Tidak seperti layaknya SLB yang secara keseluruhan memang dikhususkan untuk menangani
siswa ABK, tentunya banyak kesulitan yang terjadi dalam menerapkan sekolah inklusi ini.
Kesulitan yang dihadapi terutama dalam penanganan ABK itu sendiri, dimana ABK yang
harus ditangani bervariasi jenis kelainannya. ABK yang selama ini dianggap paling sulit
diatasi yaitu ABK yang mengidap autis, karena biasanya prilaku dari sang anak bersifat
mengganggu. Dalam hal ini, GPK lah yang paling merasa tertantang untuk menyelesaikan
permasalahan ini.
Selain itu, dari segi ketenagaan sekolah inklusi yang ada saat ini kebanyakan masih kurang
memadai. Hal ini dapat terlihat dari beberapa sekolah yang masih belum memiliki ruang BK
(bimbingan konseling), tidak adanya alat bantu peraga bagi ABK khusus yang
memerlukannya, dan sedikitnya GPK yang harus menangani banyak ABK dalam suatu
sekolah inklusi. Namun, sejauh ini selalu diusahakan untuk terus memperbaiki sistem fasilitas
yang ada, sehingga dalam proses penerapan pendidikan inklusi menjadi lebih baik. Hal ini
diakui oleh Idayu, ”Dindik selalu mengusahakan ada APBD untuk sekolah inklusi, dan ini
nantinya untuk pendanaan sarana dan prasarana yang dibutuhkan sekolah inklusi”.
Kemunculan sekolah inklusi masih mengalami banyak kendala dalam peneraannya. Jeanne
Leonardo, salah satu psikolog di Kota Malang, memaparkan beberapa perihal menyangkut
sekolah inklusi agar berjalan dengan lebih baik.
Siapakah yang berhak bersekolah di sekolah inklusi?
UNESCO menyatakan bahwa sekolah inklusi ini diperuntukkan bagi semua anak usia
sekolah yang tidak memiliki kesempatan sekolah. Contohnya yaitu anak jalanan, anak autis,
dll yang tergolong dalam kategori ABK.
Syarat anak ABK yaitu anak yang kemampuannya ada di tingkat D (IQ 50-70). Kalau IQ 80
sudah masuk pada tingkat anak normal.
Kalau menurut saya inklusi itu ada potitifnya dan ada negatifnya. Positifnya anak-anak yang
berekonomi rendah dapat tetap sekolah dan segi negatifnya yaitu persepsi yang salah dari
masyarakat.
Untuk efektifitasnya, sekolah inklusi ini sangat efektif sekali untuk dapat merangkul mereka
(red. ABK) semua.
Oh, gak harus.

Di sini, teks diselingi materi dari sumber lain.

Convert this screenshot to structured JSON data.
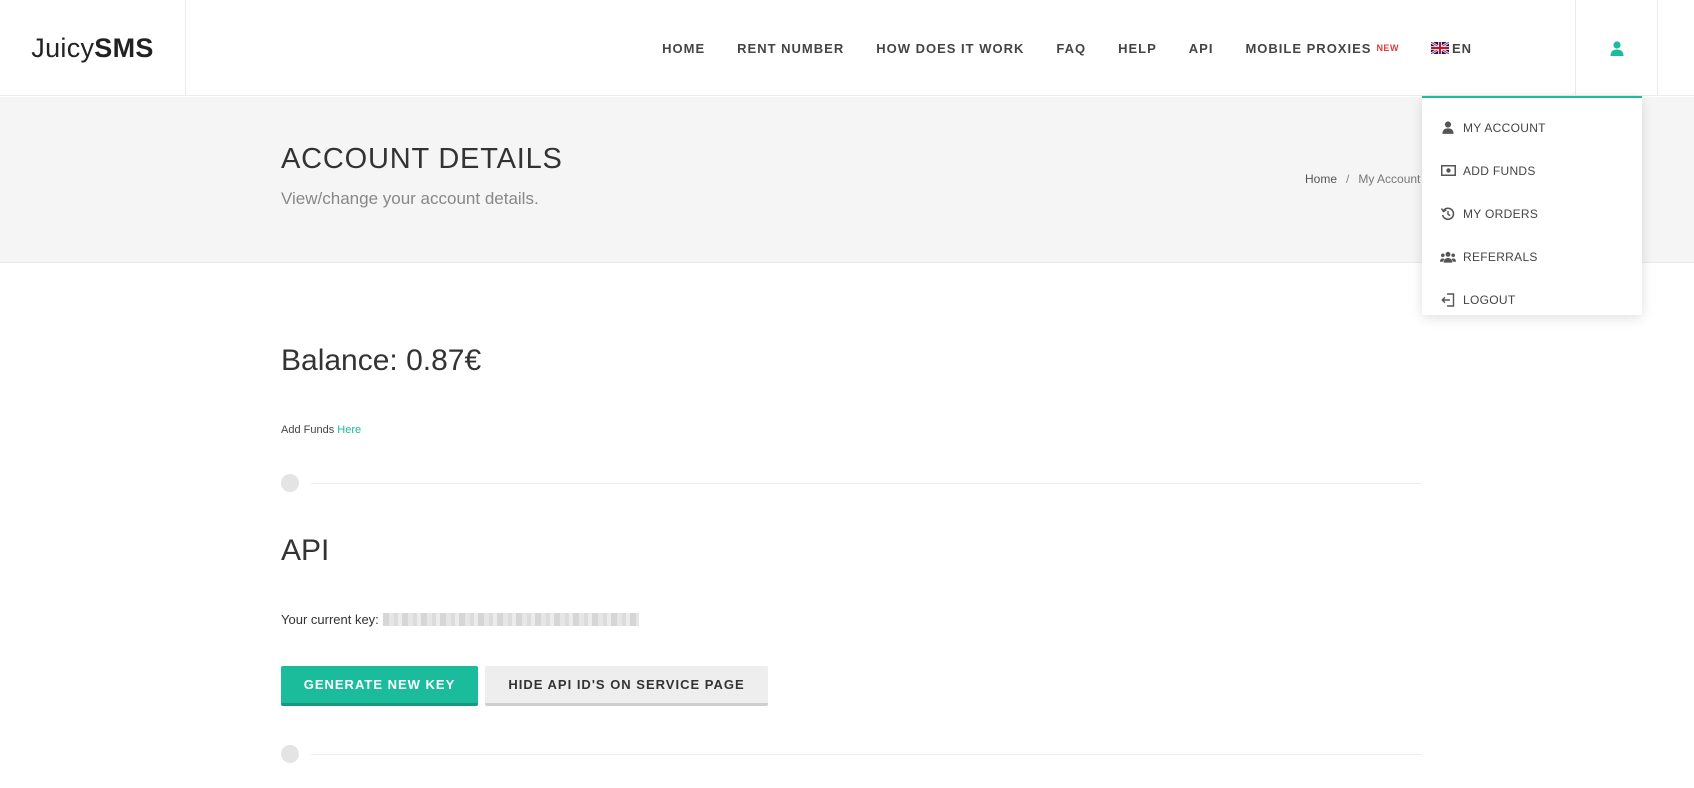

S1 Psikologi itu hanya alternatif, lebih gampang jika lulusannya dari sarjana
IKIP Ilmu Kependidikan.
Sebenarnya siapa saja bisa jadi GPK, orang luar juga bisa jadi GPK tapi harus belajar dari
awal. Syarat umum untuk GPK itu sendiri adalah harus memiliki rasa tanggung jawab yang
tinggi, sayang anak, dan komitment yang kuat.
Lalu bagaimana dengan para psikolog? Bukankah sekolah inklusi ini membutuhkan
psikolog?
Iya tentunya seperti itu. Untuk psikolog itu sendiri harusnya terjub langsung ke sekolah-
sekolahnya dan melihat perkembangan sekolah inklusi tersebut.
Harapan saya, agar sekolah inklusi ini dapat berjalan dengan lancar. Kemudian pemerintah
juga lebih memperhatikan dan mempersiapkan segalanya baik masyarakat dan intern sekolah.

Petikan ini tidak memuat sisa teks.